Flotaba en el aire un olorcillo a alquitrán, a menta y a heno recién segado. Las vacas nos miraban pasar, y los pájaros se llamaban unos a otros porque era la hora de cenar.
Qué bien se estaba.
Lola y yo nos volvimos a poner disfraz y sombrero.
Porque una boda es una boda.
O por lo menos eso nos decíamos hasta que llegamos a nuestro destino...
Entramos en un salón de fiestas que olía a sudor y a calcetines sucios y donde hacía un calor horroroso. Había un montón de tatamis apilados en un rincón, y la novia estaba sentada bajo una canasta de baloncesto. Parecía algo superada por la situación.
Mesas corridas en plan banquete de Astérix, vino de la región en abundancia y música a todo volumen.
Una mujer gorda muy emperifollada se precipitó hacia nuestro hermano pequeño:
—¡Ah, aquí está! ¡Ven, hijo, ven! Nono me ha dicho que estabas con la familia... ¡Venid, venid por aquí! ¡Huy, pero qué guapos son todos! ¡Qué sombrero más bonito! ¡Y ésta qué delgada! ¿Qué pasa, que no os dan de comer en París? Sentaos. Comed, chicos, comed. Comida no falta hoy aquí. Decidle a Gérard que os ponga de beber. ¡Gérard! ¡Ven, anda!
Vincent no conseguía zafarse de los besos de la buena señora, y yo, mientras, comparaba. Pensaba en el contraste entre la amabilidad de esa señora desconocida y el desprecio cortés de mis tías abuelas hacía un rato. Vamos, que alucinaba...
—Bueno, digo yo que habría que saludar a la novia, ¿no?

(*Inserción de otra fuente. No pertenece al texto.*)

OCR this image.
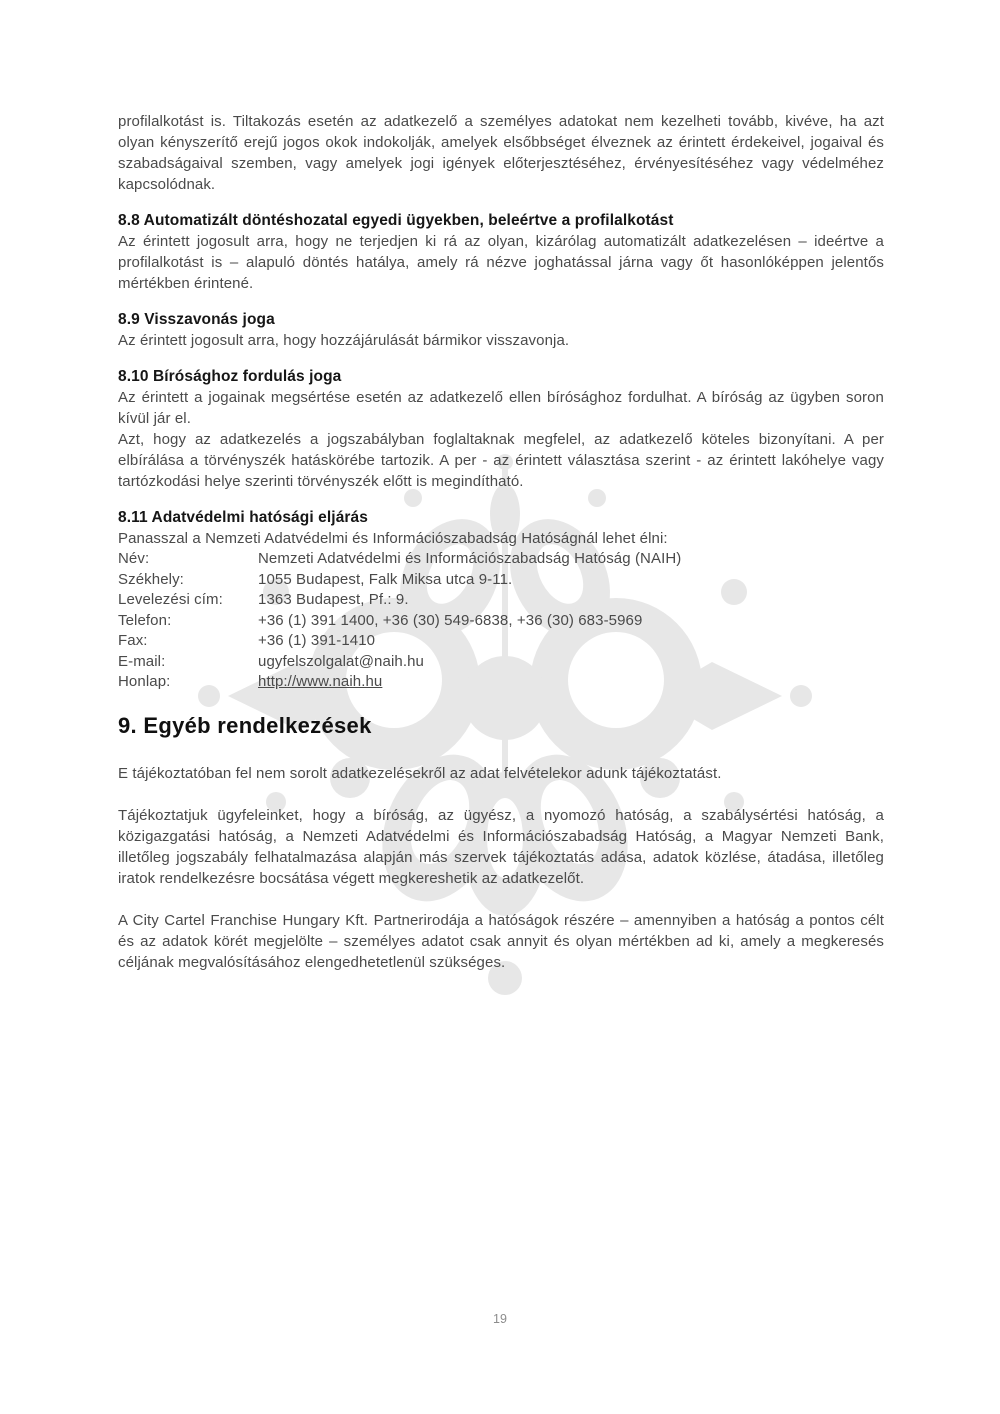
profilalkotást is. Tiltakozás esetén az adatkezelő a személyes adatokat nem kezelheti tovább, kivéve, ha azt olyan kényszerítő erejű jogos okok indokolják, amelyek elsőbbséget élveznek az érintett érdekeivel, jogaival és szabadságaival szemben, vagy amelyek jogi igények előterjesztéséhez, érvényesítéséhez vagy védelméhez kapcsolódnak.

8.8 Automatizált döntéshozatal egyedi ügyekben, beleértve a profilalkotást

Az érintett jogosult arra, hogy ne terjedjen ki rá az olyan, kizárólag automatizált adatkezelésen – ideértve a profilalkotást is – alapuló döntés hatálya, amely rá nézve joghatással járna vagy őt hasonlóképpen jelentős mértékben érintené.

8.9 Visszavonás joga

Az érintett jogosult arra, hogy hozzájárulását bármikor visszavonja.

8.10 Bírósághoz fordulás joga

Az érintett a jogainak megsértése esetén az adatkezelő ellen bírósághoz fordulhat. A bíróság az ügyben soron kívül jár el.

Azt, hogy az adatkezelés a jogszabályban foglaltaknak megfelel, az adatkezelő köteles bizonyítani. A per elbírálása a törvényszék hatáskörébe tartozik. A per - az érintett választása szerint - az érintett lakóhelye vagy tartózkodási helye szerinti törvényszék előtt is megindítható.

8.11 Adatvédelmi hatósági eljárás

Panasszal a Nemzeti Adatvédelmi és Információszabadság Hatóságnál lehet élni:

Név:	Nemzeti Adatvédelmi és Információszabadság Hatóság (NAIH)
Székhely:	1055 Budapest, Falk Miksa utca 9-11.
Levelezési cím:	1363 Budapest, Pf.: 9.
Telefon:	+36 (1) 391 1400, +36 (30) 549-6838, +36 (30) 683-5969
Fax:	+36 (1) 391-1410
E-mail:	ugyfelszolgalat@naih.hu
Honlap:	http://www.naih.hu
9. Egyéb rendelkezések

E tájékoztatóban fel nem sorolt adatkezelésekről az adat felvételekor adunk tájékoztatást.

Tájékoztatjuk ügyfeleinket, hogy a bíróság, az ügyész, a nyomozó hatóság, a szabálysértési hatóság, a közigazgatási hatóság, a Nemzeti Adatvédelmi és Információszabadság Hatóság, a Magyar Nemzeti Bank, illetőleg jogszabály felhatalmazása alapján más szervek tájékoztatás adása, adatok közlése, átadása, illetőleg iratok rendelkezésre bocsátása végett megkereshetik az adatkezelőt.

A City Cartel Franchise Hungary Kft. Partnerirodája a hatóságok részére – amennyiben a hatóság a pontos célt és az adatok körét megjelölte – személyes adatot csak annyit és olyan mértékben ad ki, amely a megkeresés céljának megvalósításához elengedhetetlenül szükséges.

19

—Eso, hala, muy bien, ir a saludarla y de paso a ver si veis a Gérard por ahí... Espero que no esté ya tirado debajo de una mesa, borracho perdido, no quiero que nos haga quedar mal.
—¿Qué regalo traes? —le pregunté a Simon. No lo sabía.
Besamos por turnos a la novia.
El novio estaba coloradote y miraba con cara rara la fantástica fuente para quesos, elegida por Carine, que su mujer acababa de desembalar. Era un artilugio ovalado con asas en forma de vid y hojas de parra de Plexiglas.
No parecía muy convencido.
Nos sentamos en el extremo de una mesa, donde nos recibieron con los brazos abiertos los dos tíos de la novia, que estaban ya bastante achispados.